Canadalend.com has now released its take on the long-term viability of variable rate mortgages, suggesting they represent the safest harbour for first-time homebuyers looking to get into the market.
“While the Bank of Canada has said it wouldn’t raise interest rates until the economy improves, that hasn’t prevented Canada’s big banks from raising fixed mortgage rates; at the same time, economic uncertainty has made variable interest rates even more attractive, since they fluctuate with the overnight rate,” Bob Aggarwal, president of Canadalend.com said. “With mortgage rates expected to remain near record-low levels for the foreseeable future, there is currently no cause for consumers to panic and buy a home just to avoid rising interest rates.”
The Bank of Canada has expressed its intention to keep the overnight rate at 1 per cent for the foreseeable future, which has led many to consider the variable rate a preferable alternative to fixed rates.

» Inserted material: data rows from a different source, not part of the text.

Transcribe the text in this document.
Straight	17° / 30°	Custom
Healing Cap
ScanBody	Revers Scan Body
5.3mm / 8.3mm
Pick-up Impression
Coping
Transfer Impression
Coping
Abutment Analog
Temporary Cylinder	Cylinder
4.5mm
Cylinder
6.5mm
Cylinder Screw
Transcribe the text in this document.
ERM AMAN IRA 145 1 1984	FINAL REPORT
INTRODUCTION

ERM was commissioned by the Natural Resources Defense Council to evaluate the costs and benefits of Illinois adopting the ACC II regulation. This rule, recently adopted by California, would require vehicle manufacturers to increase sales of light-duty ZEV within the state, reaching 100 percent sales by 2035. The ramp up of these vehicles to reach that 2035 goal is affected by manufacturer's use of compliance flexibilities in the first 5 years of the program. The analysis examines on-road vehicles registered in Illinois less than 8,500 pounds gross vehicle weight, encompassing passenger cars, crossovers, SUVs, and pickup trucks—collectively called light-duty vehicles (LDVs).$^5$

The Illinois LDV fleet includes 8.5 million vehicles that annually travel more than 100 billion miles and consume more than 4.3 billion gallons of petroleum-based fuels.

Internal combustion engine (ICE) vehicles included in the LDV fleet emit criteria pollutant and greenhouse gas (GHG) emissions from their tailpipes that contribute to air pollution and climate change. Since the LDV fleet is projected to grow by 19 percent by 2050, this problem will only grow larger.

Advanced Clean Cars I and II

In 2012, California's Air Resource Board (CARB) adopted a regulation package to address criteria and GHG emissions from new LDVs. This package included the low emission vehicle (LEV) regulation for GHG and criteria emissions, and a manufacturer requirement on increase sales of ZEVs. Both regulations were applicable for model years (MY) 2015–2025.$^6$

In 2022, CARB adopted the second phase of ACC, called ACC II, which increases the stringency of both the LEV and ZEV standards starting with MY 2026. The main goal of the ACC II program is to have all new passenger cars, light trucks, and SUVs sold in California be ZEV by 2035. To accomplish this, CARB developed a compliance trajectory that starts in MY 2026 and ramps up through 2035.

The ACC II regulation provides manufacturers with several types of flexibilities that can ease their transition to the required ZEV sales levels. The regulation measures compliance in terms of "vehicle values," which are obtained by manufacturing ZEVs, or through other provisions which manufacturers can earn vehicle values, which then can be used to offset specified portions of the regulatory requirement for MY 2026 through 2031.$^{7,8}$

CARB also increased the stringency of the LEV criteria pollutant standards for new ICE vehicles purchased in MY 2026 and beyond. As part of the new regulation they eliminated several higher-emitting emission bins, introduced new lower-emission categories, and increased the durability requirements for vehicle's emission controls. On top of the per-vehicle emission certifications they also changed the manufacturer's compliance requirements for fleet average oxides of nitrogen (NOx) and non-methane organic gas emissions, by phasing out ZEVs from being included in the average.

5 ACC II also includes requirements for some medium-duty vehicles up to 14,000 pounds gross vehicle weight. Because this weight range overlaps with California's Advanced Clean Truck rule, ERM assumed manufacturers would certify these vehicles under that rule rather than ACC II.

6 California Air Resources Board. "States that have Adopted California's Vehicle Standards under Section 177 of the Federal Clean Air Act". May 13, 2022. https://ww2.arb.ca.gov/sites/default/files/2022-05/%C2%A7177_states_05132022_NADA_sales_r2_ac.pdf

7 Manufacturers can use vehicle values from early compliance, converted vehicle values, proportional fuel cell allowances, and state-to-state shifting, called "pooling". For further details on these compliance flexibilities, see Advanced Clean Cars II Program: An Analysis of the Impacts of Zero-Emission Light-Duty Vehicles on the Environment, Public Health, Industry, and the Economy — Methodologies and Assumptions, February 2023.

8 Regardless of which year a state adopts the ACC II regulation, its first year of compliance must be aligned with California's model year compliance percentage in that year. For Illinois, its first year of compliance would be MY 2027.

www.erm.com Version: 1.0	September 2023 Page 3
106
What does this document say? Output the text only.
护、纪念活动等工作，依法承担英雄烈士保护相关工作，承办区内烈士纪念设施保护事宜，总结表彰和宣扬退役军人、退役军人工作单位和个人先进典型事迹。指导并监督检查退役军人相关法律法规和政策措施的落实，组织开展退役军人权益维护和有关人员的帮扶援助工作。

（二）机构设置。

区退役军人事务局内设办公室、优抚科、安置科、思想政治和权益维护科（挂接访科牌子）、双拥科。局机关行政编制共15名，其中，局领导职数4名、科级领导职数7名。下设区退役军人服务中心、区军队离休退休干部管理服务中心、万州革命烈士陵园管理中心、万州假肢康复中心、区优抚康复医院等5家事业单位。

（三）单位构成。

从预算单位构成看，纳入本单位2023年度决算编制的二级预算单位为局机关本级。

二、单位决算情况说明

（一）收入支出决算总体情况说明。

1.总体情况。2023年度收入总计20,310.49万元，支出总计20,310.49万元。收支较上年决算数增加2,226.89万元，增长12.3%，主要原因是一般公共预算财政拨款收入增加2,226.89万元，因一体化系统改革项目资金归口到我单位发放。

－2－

And for his part, Canadalend.com’s president believes buyers may be better served to hold off on buying until they are completely ready, financially. While that move may seem counter-productive for a company that makes its profits off placing mortgages with clients, Aggarwal stresses the importance of getting into the market at the right time.
“With some predicting the overnight lending rate might not change until 2015, consumers have a longer horizon to borrow more money, which translates into being able to purchase a more expensive home,” Aggarwal adds. “While it’s important to get a good mortgage rate, it’s also important to get onto the property ladder for the right reasons. With debt at record levels in Canada, some consumers could get in over their heads. After all, interest rates might be at near-record lows, but they will eventually rebound.”